Python has a serious problems with this. Not only are exceptions not documented, they are also thrown by normal execution, so you can't just say "something serious happened here, go to the recovery".


Emil has been working in Rust for eight years. Hardly a honeymoon phase.

As for your accusation of lying: I cannot imagine where you’ve pulled that from. Emil’s description of unchecked exceptions as invisible errors insofar as you can’t see where errors might occur from the source code alone is objectively an accurate and reasonable description.


Except Emil is talking about "Java exceptions", not "Java runtime exceptions".

Because Java's checked exceptions have the exact same good qualities that Rust's question mark operator offers.

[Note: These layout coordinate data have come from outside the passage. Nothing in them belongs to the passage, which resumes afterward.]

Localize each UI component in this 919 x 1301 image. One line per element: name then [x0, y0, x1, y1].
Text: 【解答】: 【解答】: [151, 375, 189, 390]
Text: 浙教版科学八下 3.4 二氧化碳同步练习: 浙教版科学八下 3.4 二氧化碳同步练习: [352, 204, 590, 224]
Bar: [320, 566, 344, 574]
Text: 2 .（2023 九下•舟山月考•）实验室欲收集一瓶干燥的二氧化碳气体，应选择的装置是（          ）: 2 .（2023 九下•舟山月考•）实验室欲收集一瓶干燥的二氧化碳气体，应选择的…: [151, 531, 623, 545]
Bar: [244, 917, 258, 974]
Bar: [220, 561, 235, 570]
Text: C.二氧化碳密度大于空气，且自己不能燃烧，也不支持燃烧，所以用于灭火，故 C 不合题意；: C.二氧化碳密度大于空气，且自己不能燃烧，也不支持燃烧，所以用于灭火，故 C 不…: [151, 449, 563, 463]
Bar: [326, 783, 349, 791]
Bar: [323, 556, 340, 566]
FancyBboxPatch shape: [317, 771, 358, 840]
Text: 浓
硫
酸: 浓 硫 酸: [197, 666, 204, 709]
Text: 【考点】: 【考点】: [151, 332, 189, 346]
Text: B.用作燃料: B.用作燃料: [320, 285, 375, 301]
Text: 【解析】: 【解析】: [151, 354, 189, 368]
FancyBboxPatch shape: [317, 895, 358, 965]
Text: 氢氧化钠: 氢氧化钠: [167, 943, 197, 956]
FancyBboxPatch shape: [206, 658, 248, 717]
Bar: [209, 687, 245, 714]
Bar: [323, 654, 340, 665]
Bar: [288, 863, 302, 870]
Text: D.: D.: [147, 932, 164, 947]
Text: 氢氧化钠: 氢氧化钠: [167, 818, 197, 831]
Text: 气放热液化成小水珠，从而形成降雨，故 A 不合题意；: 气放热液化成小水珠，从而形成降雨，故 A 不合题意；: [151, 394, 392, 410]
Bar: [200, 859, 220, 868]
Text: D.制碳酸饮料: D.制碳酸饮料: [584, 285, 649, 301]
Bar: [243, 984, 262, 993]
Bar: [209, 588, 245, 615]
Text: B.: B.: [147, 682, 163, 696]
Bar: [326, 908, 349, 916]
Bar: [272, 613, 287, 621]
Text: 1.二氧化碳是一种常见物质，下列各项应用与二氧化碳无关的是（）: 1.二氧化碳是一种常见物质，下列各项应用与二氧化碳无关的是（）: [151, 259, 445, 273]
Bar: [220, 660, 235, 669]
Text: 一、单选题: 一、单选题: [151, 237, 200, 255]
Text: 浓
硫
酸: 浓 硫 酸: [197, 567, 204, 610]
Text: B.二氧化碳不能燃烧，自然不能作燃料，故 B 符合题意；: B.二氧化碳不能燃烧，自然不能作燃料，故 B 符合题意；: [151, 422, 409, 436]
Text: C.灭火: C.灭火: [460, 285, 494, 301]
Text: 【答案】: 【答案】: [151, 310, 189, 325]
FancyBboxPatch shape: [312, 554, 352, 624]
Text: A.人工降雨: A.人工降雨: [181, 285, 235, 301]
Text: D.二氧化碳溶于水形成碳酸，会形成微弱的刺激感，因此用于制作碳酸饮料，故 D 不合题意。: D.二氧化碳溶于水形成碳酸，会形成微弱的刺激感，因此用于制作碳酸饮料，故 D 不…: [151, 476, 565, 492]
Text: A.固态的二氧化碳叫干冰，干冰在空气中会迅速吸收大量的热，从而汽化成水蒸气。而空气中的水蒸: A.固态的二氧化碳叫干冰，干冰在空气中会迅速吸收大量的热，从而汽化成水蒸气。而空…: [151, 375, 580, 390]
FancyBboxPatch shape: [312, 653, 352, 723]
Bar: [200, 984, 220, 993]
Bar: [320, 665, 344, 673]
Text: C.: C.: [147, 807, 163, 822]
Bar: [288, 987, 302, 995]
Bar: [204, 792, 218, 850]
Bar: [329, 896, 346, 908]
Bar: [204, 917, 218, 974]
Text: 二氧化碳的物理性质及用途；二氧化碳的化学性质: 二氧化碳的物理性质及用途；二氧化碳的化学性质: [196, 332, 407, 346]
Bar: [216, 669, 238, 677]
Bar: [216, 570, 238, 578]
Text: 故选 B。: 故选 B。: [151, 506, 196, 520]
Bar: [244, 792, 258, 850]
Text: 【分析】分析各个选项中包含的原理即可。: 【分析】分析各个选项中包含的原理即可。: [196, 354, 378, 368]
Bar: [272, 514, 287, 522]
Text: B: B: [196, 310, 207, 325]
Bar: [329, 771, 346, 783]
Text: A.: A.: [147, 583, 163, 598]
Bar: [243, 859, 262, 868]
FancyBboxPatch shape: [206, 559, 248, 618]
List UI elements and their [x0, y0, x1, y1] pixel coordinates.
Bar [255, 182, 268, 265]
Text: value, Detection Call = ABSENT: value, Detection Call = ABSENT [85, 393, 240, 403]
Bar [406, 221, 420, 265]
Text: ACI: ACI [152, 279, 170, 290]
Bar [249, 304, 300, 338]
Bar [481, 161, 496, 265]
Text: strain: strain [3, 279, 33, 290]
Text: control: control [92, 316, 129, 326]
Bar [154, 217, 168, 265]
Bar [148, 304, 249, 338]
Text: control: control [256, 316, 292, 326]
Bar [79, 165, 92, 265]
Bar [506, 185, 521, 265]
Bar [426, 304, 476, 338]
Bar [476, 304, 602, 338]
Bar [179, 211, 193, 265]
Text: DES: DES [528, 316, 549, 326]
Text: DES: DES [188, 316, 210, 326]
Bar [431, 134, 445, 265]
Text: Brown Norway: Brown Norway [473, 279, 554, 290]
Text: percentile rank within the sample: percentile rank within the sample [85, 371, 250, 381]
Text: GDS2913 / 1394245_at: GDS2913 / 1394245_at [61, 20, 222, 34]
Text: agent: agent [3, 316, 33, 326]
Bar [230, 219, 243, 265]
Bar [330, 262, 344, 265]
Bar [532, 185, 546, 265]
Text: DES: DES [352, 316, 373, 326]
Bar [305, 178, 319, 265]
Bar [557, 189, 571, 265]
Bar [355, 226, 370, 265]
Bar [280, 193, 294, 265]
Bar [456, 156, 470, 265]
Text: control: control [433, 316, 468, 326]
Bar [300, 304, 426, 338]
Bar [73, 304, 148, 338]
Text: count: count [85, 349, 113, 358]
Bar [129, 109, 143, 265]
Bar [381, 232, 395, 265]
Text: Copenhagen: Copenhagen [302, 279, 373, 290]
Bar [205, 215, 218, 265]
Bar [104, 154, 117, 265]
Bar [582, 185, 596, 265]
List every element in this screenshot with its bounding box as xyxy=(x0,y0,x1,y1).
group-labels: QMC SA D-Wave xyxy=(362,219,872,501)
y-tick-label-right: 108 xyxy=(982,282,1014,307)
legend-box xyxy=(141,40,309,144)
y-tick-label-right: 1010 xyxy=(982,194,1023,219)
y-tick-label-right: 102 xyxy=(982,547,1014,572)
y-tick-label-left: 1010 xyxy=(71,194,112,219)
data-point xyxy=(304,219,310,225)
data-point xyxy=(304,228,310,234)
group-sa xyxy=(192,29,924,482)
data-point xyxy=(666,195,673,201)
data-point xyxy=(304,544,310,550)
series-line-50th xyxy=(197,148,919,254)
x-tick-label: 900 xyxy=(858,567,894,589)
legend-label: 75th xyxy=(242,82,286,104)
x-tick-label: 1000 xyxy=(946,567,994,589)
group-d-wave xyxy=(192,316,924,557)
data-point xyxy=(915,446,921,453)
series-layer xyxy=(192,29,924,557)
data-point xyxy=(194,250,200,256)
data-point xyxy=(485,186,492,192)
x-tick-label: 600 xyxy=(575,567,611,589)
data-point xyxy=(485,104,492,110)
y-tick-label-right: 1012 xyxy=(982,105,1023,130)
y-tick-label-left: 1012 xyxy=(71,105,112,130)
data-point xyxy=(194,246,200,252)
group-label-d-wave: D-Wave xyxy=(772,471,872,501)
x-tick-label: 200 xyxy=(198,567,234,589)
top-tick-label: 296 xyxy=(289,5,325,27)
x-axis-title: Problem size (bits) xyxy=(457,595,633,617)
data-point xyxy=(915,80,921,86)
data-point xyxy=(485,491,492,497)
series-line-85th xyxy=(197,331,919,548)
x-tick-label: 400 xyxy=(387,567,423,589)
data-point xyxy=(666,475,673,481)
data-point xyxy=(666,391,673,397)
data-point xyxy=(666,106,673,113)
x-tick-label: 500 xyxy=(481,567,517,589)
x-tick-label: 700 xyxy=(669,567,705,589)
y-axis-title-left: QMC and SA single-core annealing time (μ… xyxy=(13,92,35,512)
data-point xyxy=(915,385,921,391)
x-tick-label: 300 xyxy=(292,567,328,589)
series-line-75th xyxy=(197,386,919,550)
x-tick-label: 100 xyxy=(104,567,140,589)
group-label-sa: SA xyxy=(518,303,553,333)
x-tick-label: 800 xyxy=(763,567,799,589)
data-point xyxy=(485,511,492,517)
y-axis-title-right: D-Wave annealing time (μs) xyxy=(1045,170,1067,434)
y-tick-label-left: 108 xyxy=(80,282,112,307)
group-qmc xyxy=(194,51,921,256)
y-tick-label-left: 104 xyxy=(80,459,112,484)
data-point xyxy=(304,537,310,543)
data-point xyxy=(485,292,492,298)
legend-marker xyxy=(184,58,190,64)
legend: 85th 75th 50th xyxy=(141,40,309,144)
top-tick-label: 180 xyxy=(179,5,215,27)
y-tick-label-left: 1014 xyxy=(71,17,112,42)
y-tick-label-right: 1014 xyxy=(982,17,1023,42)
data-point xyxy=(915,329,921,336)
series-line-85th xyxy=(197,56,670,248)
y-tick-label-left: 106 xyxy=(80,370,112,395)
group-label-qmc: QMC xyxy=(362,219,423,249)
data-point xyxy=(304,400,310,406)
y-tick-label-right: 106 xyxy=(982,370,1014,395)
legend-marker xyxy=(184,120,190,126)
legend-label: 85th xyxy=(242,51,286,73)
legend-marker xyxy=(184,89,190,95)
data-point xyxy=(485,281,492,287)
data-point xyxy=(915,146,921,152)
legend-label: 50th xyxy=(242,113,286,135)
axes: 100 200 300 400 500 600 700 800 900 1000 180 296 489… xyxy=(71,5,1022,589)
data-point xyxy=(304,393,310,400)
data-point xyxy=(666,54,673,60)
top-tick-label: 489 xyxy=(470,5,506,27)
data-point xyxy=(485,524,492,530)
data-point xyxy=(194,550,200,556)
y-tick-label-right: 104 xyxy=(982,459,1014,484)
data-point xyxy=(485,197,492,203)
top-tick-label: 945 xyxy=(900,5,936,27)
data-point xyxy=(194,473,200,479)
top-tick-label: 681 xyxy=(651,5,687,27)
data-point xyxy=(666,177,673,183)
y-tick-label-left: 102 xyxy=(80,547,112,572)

Agreed, checked exceptions surface potential errors to the caller. In that regard Java fares better. However, handling exceptions still require a separate catch clause rather than being part of the normal flow. Furthermore, it is nigh impossible to rely on checked exceptions alone, most Java code may throw RuntimeExceptions such as NullPointerException or ArrayIndexOutOfBoundsException and there is no way to know it by just looking at the calling code.


> However, handling exceptions still require a separate catch clause rather than being part of the normal flow

Only if you want to catch (handle) it. If you don't want to do that, just declare it in your "throws" clause and enjoy writing your code with the (guaranteed) assumption that you are using a valid value.

> Furthermore, it is nigh impossible to rely on checked exceptions alone, most Java code may throw RuntimeExceptions such as NullPointerException or ArrayIndexOutOfBoundsException and there is no way to know it by just looking at the calling code.

That's a bug, not a feature. These errors are often unrecoverable, hence why they are runtime and not checked.


This is personal preference of course, but exceptions are essentially "on error GOTO foo". They never resonated well with me either, since the control flow is muddled once you introduce exceptions.

> "invisible errors"

If you read further on you get the author's justification for this claim:

    auto result = foo().bar();
> As a reader, I can't see where potential errors can occur. Even if I look at the function declaration for foo and bar I won't know whether or not they can throw exceptions [...]

Do you disagree with the reasoning reasoning this?


In which way is that incorrect? How can you, when reading Python code, know whether it may error?

Or is your point that Rust code can panic too, without it being clear from reading the code?


Except for the maybe simplest variable initialization, I always assume that if it exists, it may error. “Won’t error ever” doesn’t exist in the real physical world.

(See also: halting problem.)

The “invisibility” of errors in languages that have first-class exceptions usually means that exceptions are being somehow swallowed without being handled properly. Shit happens, and the program happily chugs along regardless, sowing destruction.

If you get down to reading the code, you can usually see if it is likely to error out or not. At the point where you get down to reading the code, it’s usually quite clear unless intentionally obfuscated.

A better question is, can a machine show you if the code may error and how, given language X? In statically compiled languages, IDEs have been wickedly good at inferring the possible exception types on any line of code for the last decade, even if you don’t annotate them in the signature.


> See also: halting problem.

The one that can be solved for the overwhelming majority of code people write on real life?